Darum geht es. Zu diesem Zweck soll eine eigenständige deutsche Rußland-Politik verhindert werden. Andernfalls verlöre Europa „seine Funktion als eurasischer Brückenkopf für amerikanische Macht und als mögliches Sprungbrett für eine Ausdehnung des demokratischen Globalsystems in den eurasischen Kontinent hinein“. Das sind die wirklichen, die politischen Gründe für die antirussische Stimmung, die Politik und Medien verbreiten.

Putin wird bekämpft, weil er diese Strategie durchschaut und ihr entgegentritt.
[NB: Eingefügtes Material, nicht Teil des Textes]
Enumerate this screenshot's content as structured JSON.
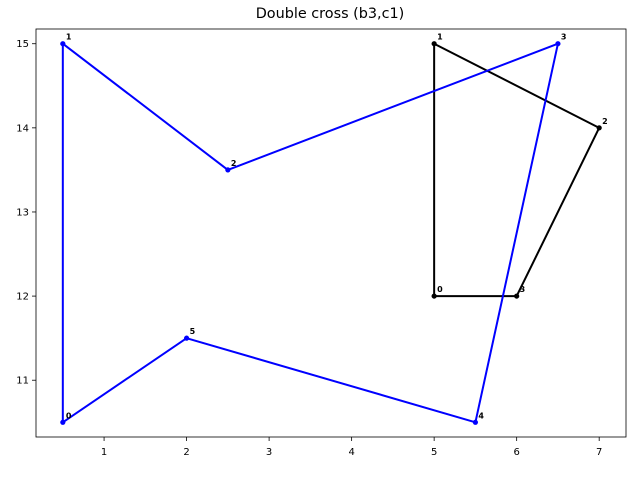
{
  "chart_data": {
    "type": "line",
    "title": "Double cross (b3,c1)",
    "xlabel": "",
    "ylabel": "",
    "xlim": [
      0.175,
      7.325
    ],
    "ylim": [
      10.325,
      15.175
    ],
    "x_ticks": [
      1,
      2,
      3,
      4,
      5,
      6,
      7
    ],
    "y_ticks": [
      11,
      12,
      13,
      14,
      15
    ],
    "grid": false,
    "series": [
      {
        "color": "#000000",
        "closed": true,
        "points": [
          {
            "label": "0",
            "x": 5.0,
            "y": 12.0
          },
          {
            "label": "1",
            "x": 5.0,
            "y": 15.0
          },
          {
            "label": "2",
            "x": 7.0,
            "y": 14.0
          },
          {
            "label": "3",
            "x": 6.0,
            "y": 12.0
          }
        ]
      },
      {
        "color": "#0000ff",
        "closed": true,
        "points": [
          {
            "label": "0",
            "x": 0.5,
            "y": 10.5
          },
          {
            "label": "1",
            "x": 0.5,
            "y": 15.0
          },
          {
            "label": "2",
            "x": 2.5,
            "y": 13.5
          },
          {
            "label": "3",
            "x": 6.5,
            "y": 15.0
          },
          {
            "label": "4",
            "x": 5.5,
            "y": 10.5
          },
          {
            "label": "5",
            "x": 2.0,
            "y": 11.5
          }
        ]
      }
    ]
  }
}
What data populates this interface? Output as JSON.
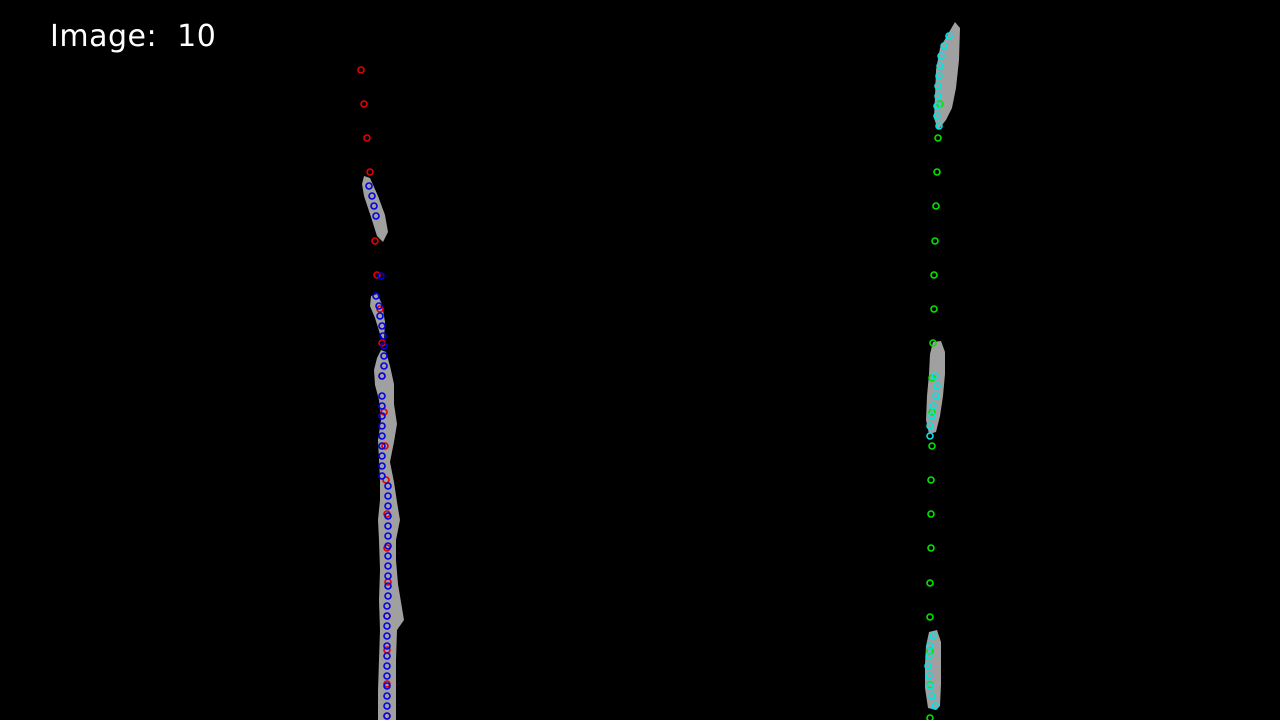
{
  "frame": {
    "label": "Image:  10"
  },
  "colors": {
    "background": "#000000",
    "segment": "#a0a0a0",
    "left_fit_points": "#e60000",
    "left_detected_points": "#0000e6",
    "right_fit_points": "#00e600",
    "right_detected_points": "#00e6e6"
  }
}
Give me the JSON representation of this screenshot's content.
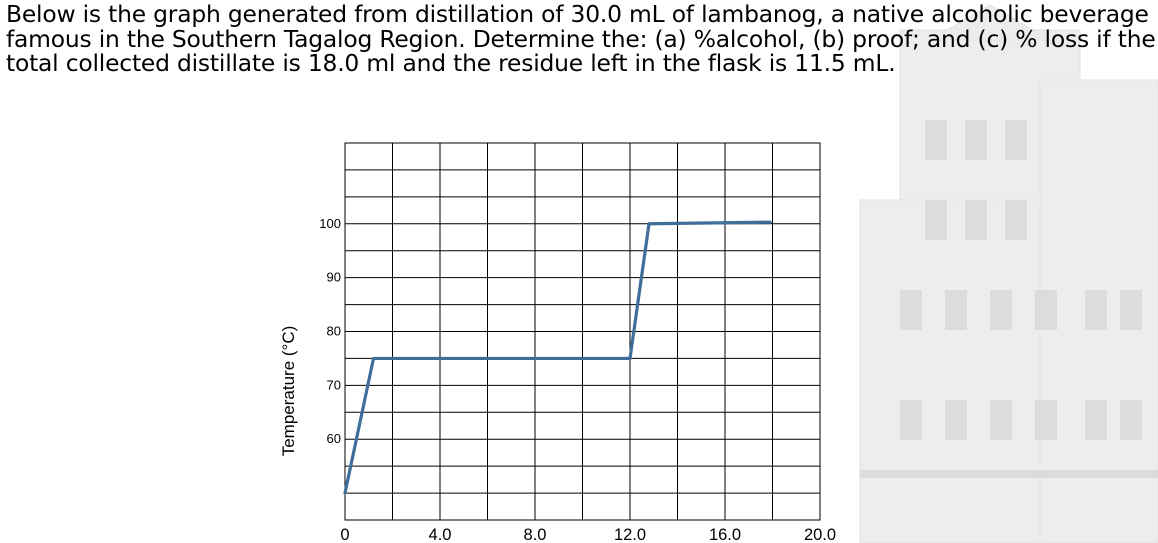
{
  "question": {
    "text": "Below is the graph generated from distillation of 30.0 mL of lambanog, a native alcoholic beverage famous in the Southern Tagalog Region.  Determine the: (a) %alcohol, (b) proof; and (c) % loss if the total collected distillate is 18.0 ml and the residue left in the flask is 11.5 mL."
  },
  "chart_data": {
    "type": "line",
    "title": "",
    "xlabel": "",
    "ylabel": "Temperature (°C)",
    "xlim": [
      0,
      20
    ],
    "ylim": [
      45,
      115
    ],
    "grid": true,
    "x_ticks": [
      "0",
      "4.0",
      "8.0",
      "12.0",
      "16.0",
      "20.0"
    ],
    "y_ticks": [
      "60",
      "70",
      "80",
      "90",
      "100"
    ],
    "series": [
      {
        "x": [
          0,
          1.2,
          12.0,
          12.8,
          17.9
        ],
        "y": [
          50,
          75,
          75,
          100,
          100.3
        ]
      }
    ],
    "line_color": "#3f6e9a"
  }
}
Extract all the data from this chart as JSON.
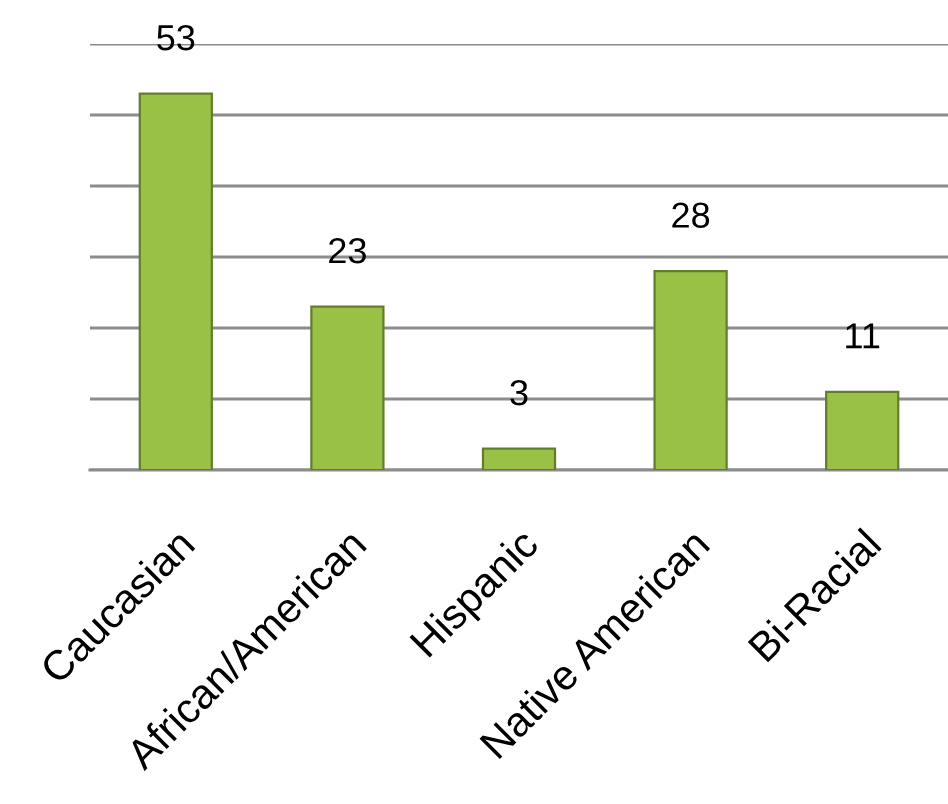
{
  "chart_data": {
    "type": "bar",
    "categories": [
      "Caucasian",
      "African/American",
      "Hispanic",
      "Native American",
      "Bi-Racial"
    ],
    "values": [
      53,
      23,
      3,
      28,
      11
    ],
    "color": "#98c146",
    "ylim": [
      0,
      60
    ],
    "yticks": [
      {
        "value": 0,
        "label": null
      },
      {
        "value": 10,
        "label": null
      },
      {
        "value": 20,
        "label": null
      },
      {
        "value": 30,
        "label": null
      },
      {
        "value": 40,
        "label": null
      },
      {
        "value": 50,
        "label": null
      },
      {
        "value": 60,
        "label": null
      }
    ],
    "grid": "y",
    "tick_labels": "x",
    "data_labels": true
  }
}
Vor einigen Monaten sprach er von Versuchen, „das unipolare, unifizierte Modell der Welt zu begründen, Institutionen des internationalen Rechts und nationaler Souveränität zu relativieren und aufzuheben“.

In einer unipolaren, einheitlichen Welt sei kein Platz für souveräne Staaten, sie brauche nur Vasallen. Sie würde „das Aufgeben der eigenen Identität und der von Gott geschaffenen Vielfältigkeit bedeuten“. Putin ist wohl der letzte europäische Politiker von Rang, der sich explizit um die metaphysische Rückbindung des Politischen bemüht. Dazu gehört ebenso, daß er öffentlich die Ehe zwischen Mann und Frau über eine gleichgeschlechtliche Partnerschaft stellt.

Deutsche Politiker von Joachim Gauck bis zum Grünen Cem Özdemir sind fest in die trans-atlantischen Netzwerke eingebunden. Aus ihrer Sicht ist es nicht nachvollziehbar, daß Putin zuweilen über den Westen als einen erloschenen Stern redet, dessen Licht zwar noch durchs All strahlt, doch ohne zu wärmen. Der Frage aber, ob es tatsächlich im deutschen und europäischen Interesse liegt, die Beziehungen zum eurasischen Anrainer vorsätzlich zu verderben, werden sie nicht dauerhaft ausweichen können.